As we strolled around in awe, we saw a few doors which couldn’t be open. Keo explained that entrances were only placed on the east side, so for aesthetic reasons, these “blind” doors were created.
After two hours of enjoying the peacefulness of this place, apart from the odd squirrel and some birds, we left, just as four other people arrived. How lucky were we to have this beautiful, mystical sanctuary all to ourselves!
Our next Temple was possibly the oldest one we visited. Banteay Srei Temple is a 10th-century temple dedicated to the Hindu god Shiva. It is a Temple with many names, including “The Lady Temple”, as Banteay Srei means Citadel of Women, “The Pink Temple”, due to the warm red sandstone it was built from, and “The Jewel of Khmer Art” – it certainly is a beautiful gem of a place. I am so glad Keo recommended we came here.
The whole place has a delicate, graceful feel to it. The intricate carvings are stunning, and many in excellent condition, despite being over a thousand years old – the benefit of hard red sandstone. It reminded Tim and me of places we’d seen in India.
Keo pointed out an excellent place for a great photo, but two young ladies were taking their time finding the best shot; we patiently waited. (We’re not used to people being around!) We called them over and got chatting.
The sisters are from Switzerland and planning to go to Vietnam next. We shared some travelling tips and also we'd heard from our friends in Ho Chi Minh that Vietnam is becoming more stringent with allowing people in the country. We hope the young ladies make it.
After a stop off at the Landmine Museum for Tim and I, a Butterfly Park for Jac, (Blog coming soon), and much needed late lunch, we came to our final Temple. (Keo did offer to take us to more, but we were getting templed-out!)
We are surprised how different all the temples are. We thought they would all be quite similar, but no.
Preah Khan Temple, meaning The Sacred Sword, is reached by crossing a bridge over a now dried-up moat, with stone soldiers and giants holding mythological Naga snakes. Many of the statues have sadly lost their heads.
The complex was built at the end of the 12th century by Jayavarman VII, dedicated this to his father.
He earlier had Ta Prohm (The Tomb Raider Temple) built, dedicating this to his mother.
As we entered the central entrance, we were enthralled at the never-ending tunnel.

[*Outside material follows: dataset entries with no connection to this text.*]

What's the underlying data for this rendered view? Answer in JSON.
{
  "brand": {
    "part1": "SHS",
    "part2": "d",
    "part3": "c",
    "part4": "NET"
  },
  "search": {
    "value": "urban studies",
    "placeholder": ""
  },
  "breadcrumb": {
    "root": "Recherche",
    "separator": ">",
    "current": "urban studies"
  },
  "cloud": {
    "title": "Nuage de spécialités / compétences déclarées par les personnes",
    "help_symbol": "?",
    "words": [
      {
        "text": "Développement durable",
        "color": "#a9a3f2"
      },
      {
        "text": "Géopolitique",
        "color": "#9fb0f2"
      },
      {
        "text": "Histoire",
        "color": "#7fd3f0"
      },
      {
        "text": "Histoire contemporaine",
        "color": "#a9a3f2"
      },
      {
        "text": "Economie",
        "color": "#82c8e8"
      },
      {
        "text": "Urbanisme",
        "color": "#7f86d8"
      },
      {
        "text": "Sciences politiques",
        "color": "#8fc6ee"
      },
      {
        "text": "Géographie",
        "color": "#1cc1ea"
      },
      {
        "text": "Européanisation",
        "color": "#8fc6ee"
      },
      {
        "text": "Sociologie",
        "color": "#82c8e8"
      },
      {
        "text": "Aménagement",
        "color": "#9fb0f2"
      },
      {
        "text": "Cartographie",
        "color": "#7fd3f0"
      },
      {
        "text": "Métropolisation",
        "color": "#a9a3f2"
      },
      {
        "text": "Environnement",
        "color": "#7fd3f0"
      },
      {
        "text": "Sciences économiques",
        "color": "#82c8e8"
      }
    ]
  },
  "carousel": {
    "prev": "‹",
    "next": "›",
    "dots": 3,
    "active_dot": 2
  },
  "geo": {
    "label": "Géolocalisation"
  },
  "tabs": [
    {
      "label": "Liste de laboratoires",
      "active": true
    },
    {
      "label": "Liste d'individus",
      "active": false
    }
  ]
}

It was as if it had a mirror at the end, distorting the view of reality.
We walked on and on, through stone rooms, passed carvings and chambers. It was hot, and we were getting rather templed out! But we kept going, admiring this architectural work of art, finally reaching the other end.
Luckily, walking around the Temple was a lot quicker, probably as we weren’t taking so many photos; however there were a few incredible trees to admire, and Tim needed a quick hug with one.
Our fabulous driver, Keo, completed our 2.5-day tour. We were thrilled, his service was first class, and this UNESCO World Heritage Site was far more than we could wish for. No wonder this is included on Cambodia’s flag and the 500 Riel banknote. Deservedly so.